É um Dürer muito especial, ficas a saber que este alemão é o autor daquela gravura do rinoceronte que tu tanto aprecias. Quanto ao tema, versa uma questão central da Doutrina cristã, advertência sobre a vaidade, tudo vai acabar em ossadas, o melhor é fazer bem aos outros e amá-los como nós gostaríamos que os outros assim nos tratassem.
Este flamengo, habilíssimo retratista, enxameia vários museus europeus, gente poderosa, pela certa, de religião severa, também pela certa, o leitor que compare este van Dyck com outro retrato mais abaixo de Jacome Ratton, de Thomas Lawrence, veja-se a perícia no domínio total do espaço, o contraste entre o fundo e a figura, aquela barba fulva e aquele bigode retorcido, o rosto dominante e o chispar do olhar, de quem nada teme. Que grande retrato!
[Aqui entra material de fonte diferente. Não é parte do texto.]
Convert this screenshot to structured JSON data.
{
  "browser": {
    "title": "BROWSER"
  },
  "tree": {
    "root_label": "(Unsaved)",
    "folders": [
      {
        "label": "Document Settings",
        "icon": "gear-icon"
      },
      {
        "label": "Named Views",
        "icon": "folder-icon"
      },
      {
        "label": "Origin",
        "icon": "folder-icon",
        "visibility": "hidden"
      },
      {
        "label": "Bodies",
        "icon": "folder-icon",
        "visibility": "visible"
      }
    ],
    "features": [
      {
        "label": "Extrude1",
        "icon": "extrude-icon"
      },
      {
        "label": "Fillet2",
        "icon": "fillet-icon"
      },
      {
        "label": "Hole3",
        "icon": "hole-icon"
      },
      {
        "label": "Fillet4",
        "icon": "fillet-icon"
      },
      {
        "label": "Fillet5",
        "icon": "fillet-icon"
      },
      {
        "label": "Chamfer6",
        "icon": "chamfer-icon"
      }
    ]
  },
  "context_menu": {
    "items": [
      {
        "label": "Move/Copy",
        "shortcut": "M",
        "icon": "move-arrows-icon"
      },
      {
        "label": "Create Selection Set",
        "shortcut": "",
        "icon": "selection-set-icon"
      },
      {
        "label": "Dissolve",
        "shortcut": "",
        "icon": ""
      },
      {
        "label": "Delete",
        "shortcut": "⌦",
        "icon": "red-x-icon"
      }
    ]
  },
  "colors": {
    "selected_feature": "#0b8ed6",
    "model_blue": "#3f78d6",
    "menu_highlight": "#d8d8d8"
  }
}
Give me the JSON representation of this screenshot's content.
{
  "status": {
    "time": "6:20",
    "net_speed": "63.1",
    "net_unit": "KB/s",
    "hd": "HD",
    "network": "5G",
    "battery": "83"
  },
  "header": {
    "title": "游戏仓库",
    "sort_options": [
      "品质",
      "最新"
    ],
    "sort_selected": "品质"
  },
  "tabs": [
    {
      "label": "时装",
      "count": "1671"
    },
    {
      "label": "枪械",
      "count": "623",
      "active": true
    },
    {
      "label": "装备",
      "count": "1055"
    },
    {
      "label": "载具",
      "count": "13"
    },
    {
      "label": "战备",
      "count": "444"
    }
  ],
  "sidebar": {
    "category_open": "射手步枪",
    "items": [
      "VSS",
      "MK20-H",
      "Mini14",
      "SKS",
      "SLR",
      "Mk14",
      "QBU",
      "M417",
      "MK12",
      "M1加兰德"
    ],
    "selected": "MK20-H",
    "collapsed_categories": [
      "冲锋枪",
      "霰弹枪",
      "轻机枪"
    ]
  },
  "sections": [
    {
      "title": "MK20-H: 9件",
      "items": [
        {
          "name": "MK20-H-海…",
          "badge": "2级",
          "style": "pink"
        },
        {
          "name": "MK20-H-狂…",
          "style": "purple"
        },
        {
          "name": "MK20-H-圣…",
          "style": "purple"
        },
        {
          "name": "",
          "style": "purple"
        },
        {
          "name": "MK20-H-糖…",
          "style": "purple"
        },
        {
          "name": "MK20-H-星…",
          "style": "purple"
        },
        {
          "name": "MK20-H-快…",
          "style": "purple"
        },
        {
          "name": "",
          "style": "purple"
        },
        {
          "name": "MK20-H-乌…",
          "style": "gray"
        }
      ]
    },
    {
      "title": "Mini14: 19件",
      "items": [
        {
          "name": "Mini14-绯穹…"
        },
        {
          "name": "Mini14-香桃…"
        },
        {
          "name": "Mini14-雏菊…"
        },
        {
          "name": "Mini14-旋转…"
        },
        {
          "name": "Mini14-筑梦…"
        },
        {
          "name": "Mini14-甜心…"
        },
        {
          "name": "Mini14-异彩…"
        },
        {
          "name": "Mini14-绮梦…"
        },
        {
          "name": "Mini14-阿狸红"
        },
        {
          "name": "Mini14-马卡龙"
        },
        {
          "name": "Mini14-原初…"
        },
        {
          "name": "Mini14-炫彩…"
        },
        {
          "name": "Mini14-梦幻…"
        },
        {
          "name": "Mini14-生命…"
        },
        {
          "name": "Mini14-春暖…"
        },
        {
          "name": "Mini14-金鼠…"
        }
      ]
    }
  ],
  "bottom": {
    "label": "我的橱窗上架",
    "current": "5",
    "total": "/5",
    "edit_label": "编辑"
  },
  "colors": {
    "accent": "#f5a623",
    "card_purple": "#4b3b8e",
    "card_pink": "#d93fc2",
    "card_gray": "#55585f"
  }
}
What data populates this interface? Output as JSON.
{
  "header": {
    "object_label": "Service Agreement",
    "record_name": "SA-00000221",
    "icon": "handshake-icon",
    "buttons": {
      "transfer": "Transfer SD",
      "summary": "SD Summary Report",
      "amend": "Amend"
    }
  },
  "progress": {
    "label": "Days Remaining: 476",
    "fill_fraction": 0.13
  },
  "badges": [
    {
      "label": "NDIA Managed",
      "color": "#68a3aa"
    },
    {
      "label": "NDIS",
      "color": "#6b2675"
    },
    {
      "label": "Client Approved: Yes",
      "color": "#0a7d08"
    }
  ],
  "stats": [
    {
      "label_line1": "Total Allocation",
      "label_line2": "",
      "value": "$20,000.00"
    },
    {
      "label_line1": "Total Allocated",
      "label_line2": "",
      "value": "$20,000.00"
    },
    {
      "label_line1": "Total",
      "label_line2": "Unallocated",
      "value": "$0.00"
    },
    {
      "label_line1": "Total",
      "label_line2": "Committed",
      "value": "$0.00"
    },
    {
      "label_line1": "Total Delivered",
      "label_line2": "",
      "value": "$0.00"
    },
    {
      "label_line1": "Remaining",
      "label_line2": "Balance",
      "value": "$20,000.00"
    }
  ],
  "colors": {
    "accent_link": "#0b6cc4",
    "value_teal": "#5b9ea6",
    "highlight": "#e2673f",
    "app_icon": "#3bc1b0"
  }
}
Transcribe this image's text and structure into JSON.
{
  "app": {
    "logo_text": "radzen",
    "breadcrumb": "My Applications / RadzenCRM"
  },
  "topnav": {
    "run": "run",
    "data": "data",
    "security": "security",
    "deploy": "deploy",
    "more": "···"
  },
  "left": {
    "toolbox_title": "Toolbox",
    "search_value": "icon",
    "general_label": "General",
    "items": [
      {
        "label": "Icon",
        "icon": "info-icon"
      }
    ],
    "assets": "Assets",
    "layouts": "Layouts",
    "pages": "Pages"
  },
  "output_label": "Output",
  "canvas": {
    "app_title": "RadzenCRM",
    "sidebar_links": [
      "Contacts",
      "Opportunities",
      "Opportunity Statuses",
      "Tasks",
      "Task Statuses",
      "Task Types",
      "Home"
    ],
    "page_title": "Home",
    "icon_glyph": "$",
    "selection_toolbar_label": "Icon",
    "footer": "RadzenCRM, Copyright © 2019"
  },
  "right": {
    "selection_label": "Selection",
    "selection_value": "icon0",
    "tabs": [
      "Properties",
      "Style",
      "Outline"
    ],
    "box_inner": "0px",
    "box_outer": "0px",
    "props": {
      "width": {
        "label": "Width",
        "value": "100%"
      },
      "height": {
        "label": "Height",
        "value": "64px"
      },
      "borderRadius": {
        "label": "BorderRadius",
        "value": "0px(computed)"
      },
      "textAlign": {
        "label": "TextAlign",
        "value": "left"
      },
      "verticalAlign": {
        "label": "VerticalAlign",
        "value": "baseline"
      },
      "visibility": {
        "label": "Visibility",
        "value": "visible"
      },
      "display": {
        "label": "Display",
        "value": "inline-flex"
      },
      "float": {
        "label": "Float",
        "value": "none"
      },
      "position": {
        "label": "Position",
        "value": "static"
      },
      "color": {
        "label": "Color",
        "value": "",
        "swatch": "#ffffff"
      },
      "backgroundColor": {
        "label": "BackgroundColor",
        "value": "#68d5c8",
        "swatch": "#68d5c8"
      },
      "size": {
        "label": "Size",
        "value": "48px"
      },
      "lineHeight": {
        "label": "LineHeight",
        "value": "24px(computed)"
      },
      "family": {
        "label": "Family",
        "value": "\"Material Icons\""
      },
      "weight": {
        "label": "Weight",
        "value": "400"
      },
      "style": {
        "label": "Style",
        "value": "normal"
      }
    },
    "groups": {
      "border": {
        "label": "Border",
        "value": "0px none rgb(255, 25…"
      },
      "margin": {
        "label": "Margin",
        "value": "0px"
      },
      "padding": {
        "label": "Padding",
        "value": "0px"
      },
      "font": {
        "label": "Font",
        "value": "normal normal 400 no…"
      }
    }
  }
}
Gosto muito de comparar Pereda com a nossa Josefa de Óbidos, ponho sempre esta a ganhar, mas tenho que admitir que Pereda tinha uma capacidade na reprodução dos elementos da natureza-morta como poucos outros dos seus contemporâneos, veja-se a linha da mesa, a faca e o fruto cortado, os utensílios cuja forma em nada obstruem a visão dos produtos da Natureza. Dá gosto estar aqui diante de Pereda e gabar-lhe o seu talento.
Há uns bons anos, tive o privilégio de ver em Bruxelas uma exposição sobre a Firma Brueghel, foi uma autêntica fábrica que durou gerações, clientela abastada cria cópias de telas passadas, trocavam-se ou afeitavam-se alguns pormenores e o cliente ficava regalado. Brueghel pinta exemplarmente o mundo do seu tempo, velhos e novos, gente com saúde e aleijados, cenas brejeiras, bêbedos delirantes, folias em festas de casamento, aqui o cliente encomendou algo de bastante comedido e vemos em primeiro plano agasalhar quem vinha nu e dar pão a quem precisa. Não escondo que prefiro Brueghel, o Velho, mas rendo-me a esta capacidade da fábrica e ao génio de pôr tanto movimento e colorido em tão curto espaço.
O Sr. 5 por cento do petróleo quis manifestar o seu reconhecimento a Portugal doando algumas das suas obras de arte, abrangendo pintura, escultura, artes decorativas e algo mais. Ele adquirira, nomeadamente no período londrino, um conjunto de obras de arte de que se ufanava, caso do Turner exposto no museu com o seu nome, quadro a óleo de irreprimível beleza. E ofereceu ao Museu Nacional de Arte Antiga um pequeno conjunto de telas britânicas de incontestável valor, é o caso deste quadro de Joshua Reynolds de que nos atrevemos abaixo a dar um pormenor que revela a altíssima perícia do mestre.
Jacome Ratton viveu na Rua do Século, numa casa apalaçada que é hoje o Tribunal Constitucional. Grande empreendedor, vamos vê-lo envolvido em negócios de aviação em Tomar. A minha conversa com a neta tinha a ver com o contraste de cores e luminosidade, um fundo um tanto neutro que assegura a revelação da indumentária austera, Ratton olha-nos um tanto enviesadamente, todo ele é imponência, um semblante de triunfador.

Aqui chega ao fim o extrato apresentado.